Chacun se souvient de l’émission "Ce soir (ou jamais !)", de Frédéric Taddeï, une des meilleures émissions culturelles du service public. Diffusée d’abord sur France 3 en 2006, elle était passée sur France 2 en 2013, et diffusée le vendredi soir.

"Ce soir (ou jamais !), une liberté de ton gênante

En mars 2013, invité dans l’émission « C à vous » à l’occasion du transfert de son émission de France 3 à France 2, le journaliste Patrick Cohen lui reprochait d’inviter "des gens qu’on n’entend pas ailleurs [mais] aussi des gens que les autres médias n’ont pas forcément envie d’entendre". "Est-ce que vous continuerez à inviter Tariq Ramadan, Dieudonné, Alain Soral ?" lui demande Cohen. "Vous, vous faites le journal, vous ne faites pas une émission de débats intellectuels, lui répond Taddeï. Je suis sur le service public, ce n’est pas à moi d’inviter les gens en fonction de mes sympathies ou de mes antipathies." Mais l’allusion au service public ne trouble pas Cohen, lequel officie à l’époque sur la matinale de France Inter : "On a une responsabilité, quand on anime une émission de débats publics, de ne pas propager des thèses complotistes ou de ne pas donner la parole à des cerveaux malades."

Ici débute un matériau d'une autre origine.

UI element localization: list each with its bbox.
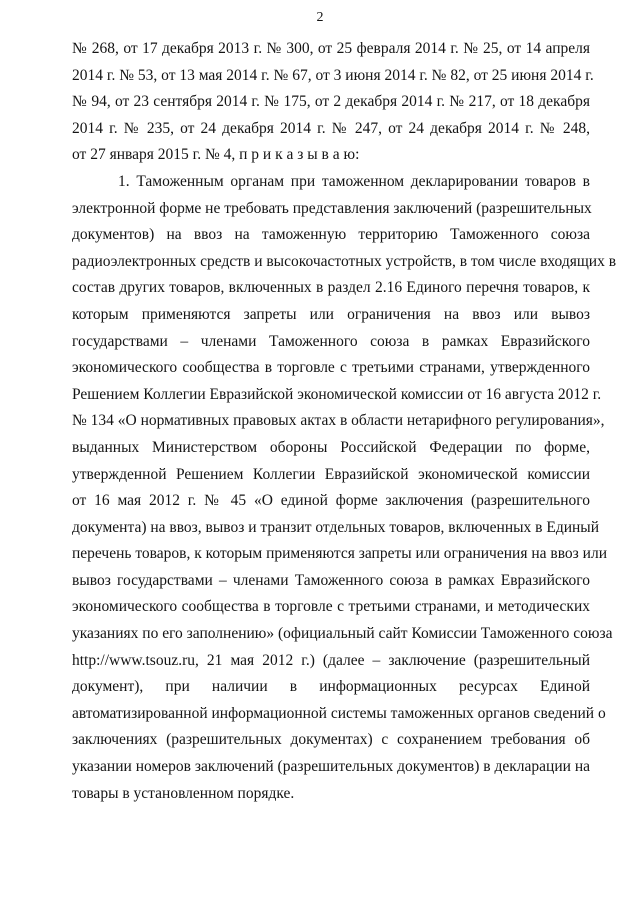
text-line: от 27 января 2015 г. № 4, п р и к а з ы в а ю: [72,146,360,164]
text-line: электронной форме не требовать представления заключений (разрешительных [72,199,592,217]
page-number: 2 [316,10,324,25]
text-line: 2014 г. № 53, от 13 мая 2014 г. № 67, от 3 июня 2014 г. № 82, от 25 июня 2014 г. [72,66,594,84]
paragraph-1-first-line: 1. Таможенным органам при таможенном декларировании товаров в [118,172,590,190]
text-line: экономического сообщества в торговле с третьими странами, и методических [72,598,590,616]
text-line: заключениях (разрешительных документах) с сохранением требования об [72,731,590,749]
text-line: перечень товаров, к которым применяются запреты или ограничения на ввоз или [72,545,607,563]
text-line: автоматизированной информационной системы таможенных органов сведений о [72,704,606,722]
text-line: http://www.tsouz.ru, 21 мая 2012 г.) (далее – заключение (разрешительный [72,651,590,669]
text-line: утвержденной Решением Коллегии Евразийской экономической комиссии [72,465,590,483]
text-line: экономического сообщества в торговле с третьими странами, утвержденного [72,359,590,377]
text-line: документ), при наличии в информационных ресурсах Единой [72,678,590,696]
text-line: Решением Коллегии Евразийской экономической комиссии от 16 августа 2012 г. [72,385,602,403]
document-body [72,36,617,807]
text-line: № 268, от 17 декабря 2013 г. № 300, от 25 февраля 2014 г. № 25, от 14 апреля [72,40,590,57]
text-line: государствами – членами Таможенного союза в рамках Евразийского [72,332,590,350]
text-line: 2014 г. № 235, от 24 декабря 2014 г. № 247, от 24 декабря 2014 г. № 248, [72,119,590,137]
text-line: документов) на ввоз на таможенную территорию Таможенного союза [72,226,590,244]
text-line: № 94, от 23 сентября 2014 г. № 175, от 2 декабря 2014 г. № 217, от 18 декабря [72,93,590,111]
text-line: товары в установленном порядке. [72,784,295,802]
text-line: указаниях по его заполнению» (официальный сайт Комиссии Таможенного союза [72,625,613,643]
text-line: выданных Министерством обороны Российской Федерации по форме, [72,438,590,456]
text-line: указании номеров заключений (разрешительных документов) в декларации на [72,758,590,776]
text-line: № 134 «О нормативных правовых актах в области нетарифного регулирования», [72,412,605,430]
text-line: состав других товаров, включенных в раздел 2.16 Единого перечня товаров, к [72,279,590,297]
text-line: от 16 мая 2012 г. № 45 «О единой форме заключения (разрешительного [72,492,590,510]
text-line: вывоз государствами – членами Таможенного союза в рамках Евразийского [72,571,590,589]
text-line: которым применяются запреты или ограничения на ввоз или вывоз [72,305,590,323]
text-line: радиоэлектронных средств и высокочастотных устройств, в том числе входящих в [72,252,617,270]
text-line: документа) на ввоз, вывоз и транзит отдельных товаров, включенных в Единый [72,518,599,536]
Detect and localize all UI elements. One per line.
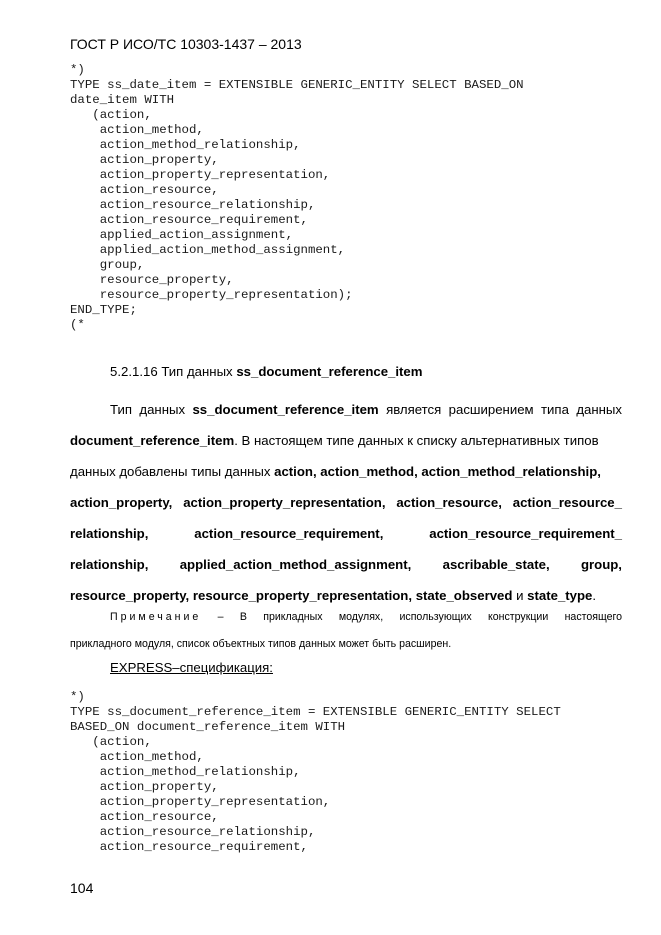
paragraph-type-name: ascribable_state, — [442, 557, 550, 572]
paragraph-line — [70, 456, 622, 487]
paragraph-word: Тип — [110, 402, 132, 417]
paragraph-line — [70, 425, 622, 456]
section-type-name: ss_document_reference_item — [236, 364, 423, 379]
express-specification-heading: EXPRESS–спецификация: — [110, 660, 273, 675]
paragraph-line — [70, 394, 622, 425]
note-line — [70, 604, 622, 631]
paragraph-word: данных — [139, 402, 186, 417]
paragraph-word: типа — [541, 402, 569, 417]
paragraph-line — [70, 518, 622, 549]
paragraph-word: данных — [576, 402, 622, 417]
paragraph-text: . В настоящем типе данных к списку альтернативных типов — [234, 433, 599, 448]
paragraph-word: расширением — [448, 402, 534, 417]
section-number-label: 5.2.1.16 Тип данных — [110, 364, 237, 379]
paragraph-type-name: action_property_representation, — [183, 495, 386, 510]
note-line: прикладного модуля, список объектных типов данных может быть расширен. — [70, 638, 452, 650]
paragraph-type-name: action_resource_ — [512, 495, 622, 510]
paragraph-type-list: resource_property, resource_property_representation, state_observed — [70, 588, 513, 603]
paragraph-word: является — [386, 402, 442, 417]
paragraph-type-name: action_resource_requirement_ — [429, 526, 622, 541]
express-code-block-ss-date-item: *) TYPE ss_date_item = EXTENSIBLE GENERIC_ENTITY SELECT BASED_ON date_item WITH (action, action_method, action_method_relationship, action_property, action_property_representation, action_resource, action_resource_relationship, action_resource_requirement, applied_action_assignment, applied_action_method_assignment, group, resource_property, resource_property_representation); END_TYPE; (* — [70, 63, 524, 332]
note-label: Примечание — [110, 611, 202, 623]
paragraph-line — [70, 549, 622, 580]
section-paragraph — [70, 394, 622, 611]
paragraph-text: . — [592, 588, 597, 603]
note-word: прикладных — [263, 611, 323, 623]
note-word: конструкции — [488, 611, 549, 623]
paragraph-type-name: group, — [580, 557, 622, 572]
note-dash: – — [217, 611, 224, 623]
note-block — [70, 604, 622, 658]
express-code-block-ss-document-reference-item: *) TYPE ss_document_reference_item = EXTENSIBLE GENERIC_ENTITY SELECT BASED_ON document_reference_item WITH (action, action_method, action_method_relationship, action_property, action_property_representation, action_resource, action_resource_relationship, action_resource_requirement, — [70, 690, 561, 854]
paragraph-type-list: action, action_method, action_method_relationship, — [274, 464, 601, 479]
note-word: настоящего — [564, 611, 622, 623]
paragraph-line — [70, 487, 622, 518]
note-word: модулях, — [338, 611, 384, 623]
paragraph-text: и — [512, 588, 528, 603]
paragraph-type-name: state_type — [527, 588, 593, 603]
note-word: В — [239, 611, 247, 623]
paragraph-type-name: action_property, — [70, 495, 173, 510]
note-word: использующих — [399, 611, 472, 623]
paragraph-text: данных добавлены типы данных — [70, 464, 275, 479]
paragraph-type-name: action_resource_requirement, — [194, 526, 384, 541]
paragraph-type-name: action_resource, — [396, 495, 502, 510]
page-number: 104 — [70, 880, 94, 896]
paragraph-type-name: document_reference_item — [70, 433, 235, 448]
paragraph-type-name: relationship, — [70, 557, 149, 572]
paragraph-type-name: ss_document_reference_item — [192, 402, 379, 417]
paragraph-type-name: relationship, — [70, 526, 149, 541]
document-header: ГОСТ Р ИСО/ТС 10303-1437 – 2013 — [70, 36, 302, 52]
paragraph-type-name: applied_action_method_assignment, — [179, 557, 412, 572]
section-heading — [110, 364, 423, 379]
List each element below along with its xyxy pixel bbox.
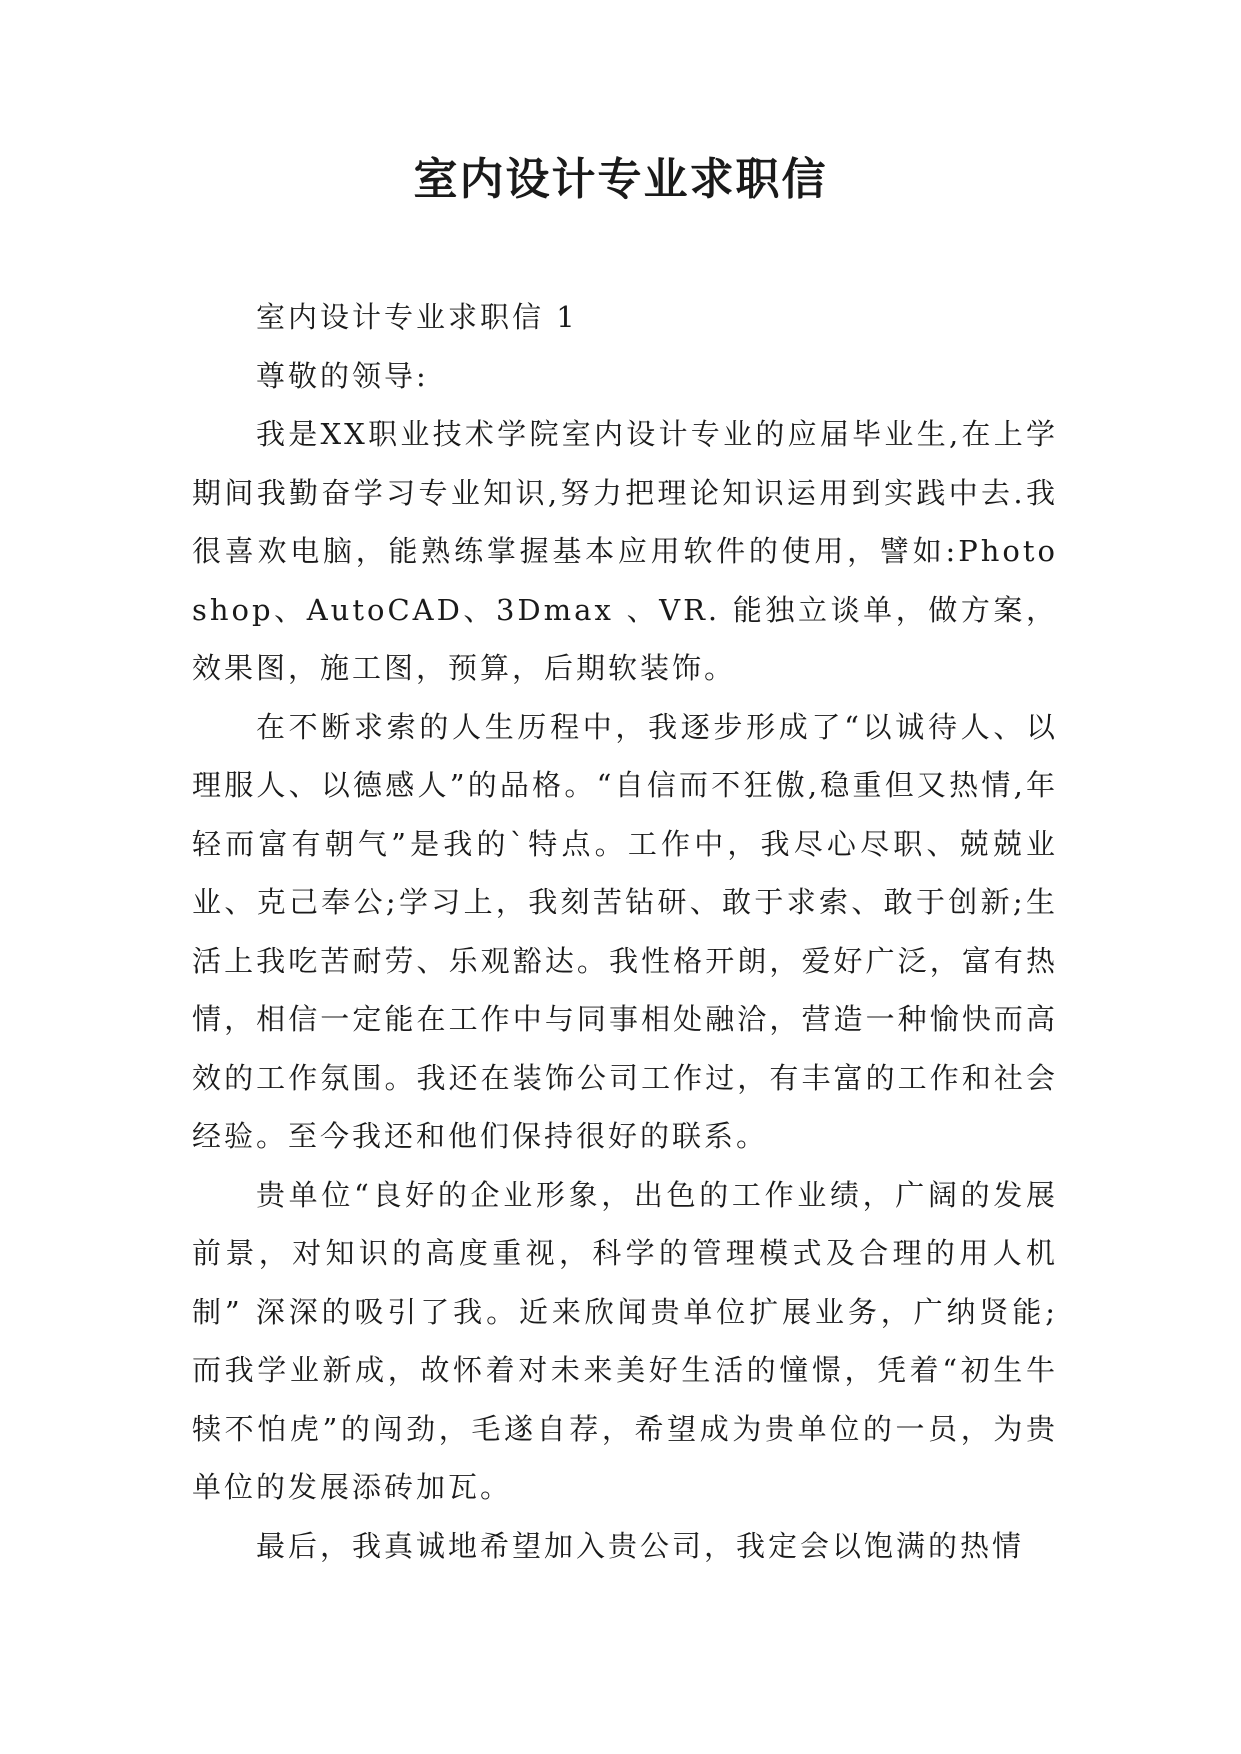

Dans une tribune parue quelques jours plus tard, Daniel Schneidermann estimait que "se priver d’invités intéressants parce qu’on n’est pas d’accord avec eux est, pour un journaliste payé par le contribuable, une faute professionnelle."

Cette liberté de ton n’a pas plu à la direction de France Télévisions, qui a supprimé l’émission en 2016. L’émission qui devait la remplacer, "Hier, aujourd’hui et demain", programmée après minuit (!), n’a tenu que quelques mois, de septembre 2016 à juin 2017. Frédéric Taddeï animait "D’art en art", un format quotidien court sur France 2 dont il a appris, trois semaines avant le dernier enregistrement, la disparition ou plutôt son remplacement par la people Adèle Van Reeth.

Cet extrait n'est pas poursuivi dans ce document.